Distribution of generated curves for each sample taken for propagation angles of (a) 0\(^\circ \) and (b) 90\(^\circ \). The blue curves show the distribution of the \(A_0\) mode and red curves show the distribution of the \(S_0\) mode. The curves are overlaid on the image data taken from the 2DFT and the red dots indicate the points taken from the ridge selection algorithm which were used in the procedure as \(\{\hat{\omega },\hat{k}\}\).

For all samples drawn, the model for the dispersion curve of the \(A_0\) is very accurate and lies well within the measured observation points. An interesting note relates to the additional observation points at \(\omega > 2.5\) Mrad/s for the propagation angle of 0\(^\circ \). These additional points are likely the cause of the tighter distribution of curves for this propagation angles, and is likely to be a result of a clearer dispersion curve on the image data.

In this work, the dispersion curves are solved using an orthotropic model. For the objectives of the work here, the model provides accurate results based on comparison to the image data provided. It is important to note the restriction of the curves to the bandwidth available in the observations.
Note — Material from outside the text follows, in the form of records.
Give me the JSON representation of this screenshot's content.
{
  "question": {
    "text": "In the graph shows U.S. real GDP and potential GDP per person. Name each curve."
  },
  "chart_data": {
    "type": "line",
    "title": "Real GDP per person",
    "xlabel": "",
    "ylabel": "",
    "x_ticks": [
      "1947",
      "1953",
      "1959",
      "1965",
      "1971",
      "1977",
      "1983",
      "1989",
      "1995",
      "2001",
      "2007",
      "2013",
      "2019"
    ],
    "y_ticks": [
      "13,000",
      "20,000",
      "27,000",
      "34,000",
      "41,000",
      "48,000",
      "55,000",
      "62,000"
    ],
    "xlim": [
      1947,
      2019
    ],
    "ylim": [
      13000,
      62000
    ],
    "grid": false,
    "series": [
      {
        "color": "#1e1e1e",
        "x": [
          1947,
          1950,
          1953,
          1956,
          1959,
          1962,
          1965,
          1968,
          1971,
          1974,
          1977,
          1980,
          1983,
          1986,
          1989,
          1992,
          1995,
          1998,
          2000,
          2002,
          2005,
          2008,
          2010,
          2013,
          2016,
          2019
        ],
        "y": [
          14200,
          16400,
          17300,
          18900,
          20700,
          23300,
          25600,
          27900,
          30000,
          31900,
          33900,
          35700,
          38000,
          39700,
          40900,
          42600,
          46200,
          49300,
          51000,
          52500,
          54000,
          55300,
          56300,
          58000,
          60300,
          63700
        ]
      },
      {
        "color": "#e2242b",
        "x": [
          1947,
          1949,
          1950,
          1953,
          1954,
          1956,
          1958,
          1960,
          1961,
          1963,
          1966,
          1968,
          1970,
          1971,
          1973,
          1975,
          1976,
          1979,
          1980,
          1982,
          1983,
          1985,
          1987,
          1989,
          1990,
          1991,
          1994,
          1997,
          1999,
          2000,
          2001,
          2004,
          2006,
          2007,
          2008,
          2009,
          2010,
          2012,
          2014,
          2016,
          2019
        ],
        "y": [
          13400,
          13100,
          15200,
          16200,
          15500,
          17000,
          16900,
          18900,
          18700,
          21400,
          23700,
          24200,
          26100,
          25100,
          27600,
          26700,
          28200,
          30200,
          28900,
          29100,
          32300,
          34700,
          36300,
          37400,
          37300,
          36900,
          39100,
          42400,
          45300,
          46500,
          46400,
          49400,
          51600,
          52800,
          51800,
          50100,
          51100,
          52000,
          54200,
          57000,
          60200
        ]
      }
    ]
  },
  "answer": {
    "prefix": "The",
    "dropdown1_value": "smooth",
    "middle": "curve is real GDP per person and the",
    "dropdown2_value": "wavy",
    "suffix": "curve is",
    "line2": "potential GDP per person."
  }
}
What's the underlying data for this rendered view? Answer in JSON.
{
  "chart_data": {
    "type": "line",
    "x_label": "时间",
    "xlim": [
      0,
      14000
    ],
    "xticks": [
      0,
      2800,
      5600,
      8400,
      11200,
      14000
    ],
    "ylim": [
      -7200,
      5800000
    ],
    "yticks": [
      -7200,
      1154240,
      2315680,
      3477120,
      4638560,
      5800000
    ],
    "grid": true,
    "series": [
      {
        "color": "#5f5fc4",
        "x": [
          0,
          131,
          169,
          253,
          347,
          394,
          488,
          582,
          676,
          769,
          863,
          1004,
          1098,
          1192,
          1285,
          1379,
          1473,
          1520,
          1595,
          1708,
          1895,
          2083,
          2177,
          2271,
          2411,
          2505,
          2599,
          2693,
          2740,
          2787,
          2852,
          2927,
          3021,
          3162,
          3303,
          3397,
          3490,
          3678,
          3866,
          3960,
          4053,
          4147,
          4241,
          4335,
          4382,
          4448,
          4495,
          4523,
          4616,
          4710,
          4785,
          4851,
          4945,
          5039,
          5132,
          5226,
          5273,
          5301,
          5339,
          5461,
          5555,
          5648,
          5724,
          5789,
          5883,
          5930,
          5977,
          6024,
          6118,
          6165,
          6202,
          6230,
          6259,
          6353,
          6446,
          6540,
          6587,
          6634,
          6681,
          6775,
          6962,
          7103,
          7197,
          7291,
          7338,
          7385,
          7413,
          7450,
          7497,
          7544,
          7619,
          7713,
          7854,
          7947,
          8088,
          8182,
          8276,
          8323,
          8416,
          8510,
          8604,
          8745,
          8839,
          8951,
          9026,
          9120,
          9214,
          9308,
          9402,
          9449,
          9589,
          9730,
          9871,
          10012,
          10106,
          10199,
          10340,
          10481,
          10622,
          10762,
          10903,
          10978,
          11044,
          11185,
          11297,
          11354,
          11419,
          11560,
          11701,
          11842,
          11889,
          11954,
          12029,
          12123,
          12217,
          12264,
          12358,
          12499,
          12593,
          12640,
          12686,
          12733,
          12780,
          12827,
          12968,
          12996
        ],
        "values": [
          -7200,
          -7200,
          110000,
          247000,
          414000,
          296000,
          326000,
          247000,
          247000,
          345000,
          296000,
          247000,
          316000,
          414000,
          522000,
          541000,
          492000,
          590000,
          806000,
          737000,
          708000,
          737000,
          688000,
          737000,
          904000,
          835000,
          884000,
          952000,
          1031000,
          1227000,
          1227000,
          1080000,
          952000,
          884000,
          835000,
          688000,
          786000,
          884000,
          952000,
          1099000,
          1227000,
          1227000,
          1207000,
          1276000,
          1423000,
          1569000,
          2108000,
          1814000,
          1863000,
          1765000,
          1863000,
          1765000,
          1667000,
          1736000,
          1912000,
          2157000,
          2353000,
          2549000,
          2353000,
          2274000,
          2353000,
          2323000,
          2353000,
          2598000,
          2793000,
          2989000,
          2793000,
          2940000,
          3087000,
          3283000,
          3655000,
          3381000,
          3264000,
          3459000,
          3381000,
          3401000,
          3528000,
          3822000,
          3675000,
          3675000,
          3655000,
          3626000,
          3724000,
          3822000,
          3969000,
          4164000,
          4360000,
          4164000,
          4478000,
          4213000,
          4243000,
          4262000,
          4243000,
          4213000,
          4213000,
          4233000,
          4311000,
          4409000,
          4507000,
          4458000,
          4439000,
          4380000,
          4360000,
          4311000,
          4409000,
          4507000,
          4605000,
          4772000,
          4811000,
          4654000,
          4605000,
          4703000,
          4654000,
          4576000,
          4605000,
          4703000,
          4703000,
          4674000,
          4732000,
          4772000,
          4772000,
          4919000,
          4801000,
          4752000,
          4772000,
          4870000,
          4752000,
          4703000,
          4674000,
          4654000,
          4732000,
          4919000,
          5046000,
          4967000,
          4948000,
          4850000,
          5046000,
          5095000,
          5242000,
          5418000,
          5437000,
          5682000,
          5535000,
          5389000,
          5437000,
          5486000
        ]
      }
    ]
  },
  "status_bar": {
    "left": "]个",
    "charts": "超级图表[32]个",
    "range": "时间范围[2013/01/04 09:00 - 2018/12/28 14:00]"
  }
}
4 Conclusions and Further Work

A method has been presented here for determining the posterior distributions of elastic properties which govern dispersion curves for complex materials. The samples drawn from the procedure also give an indication of the joint distributions of the parameters and how they are correlated. The posterior distribution of the dispersion curves also shows that the method provides accurate modelling in the context of key properties for SHM strategies – such as group velocity. With implementation of the method, consideration of the bandwidth of the observed values is important. Although shown here in the context of determining dispersion curves for the fundamental Lamb wave modes, the method is readily expandable to become a full system-identification procedure. Further work will be done to expand this, by inclusion of the \(S_0\) mode as well as SH modes.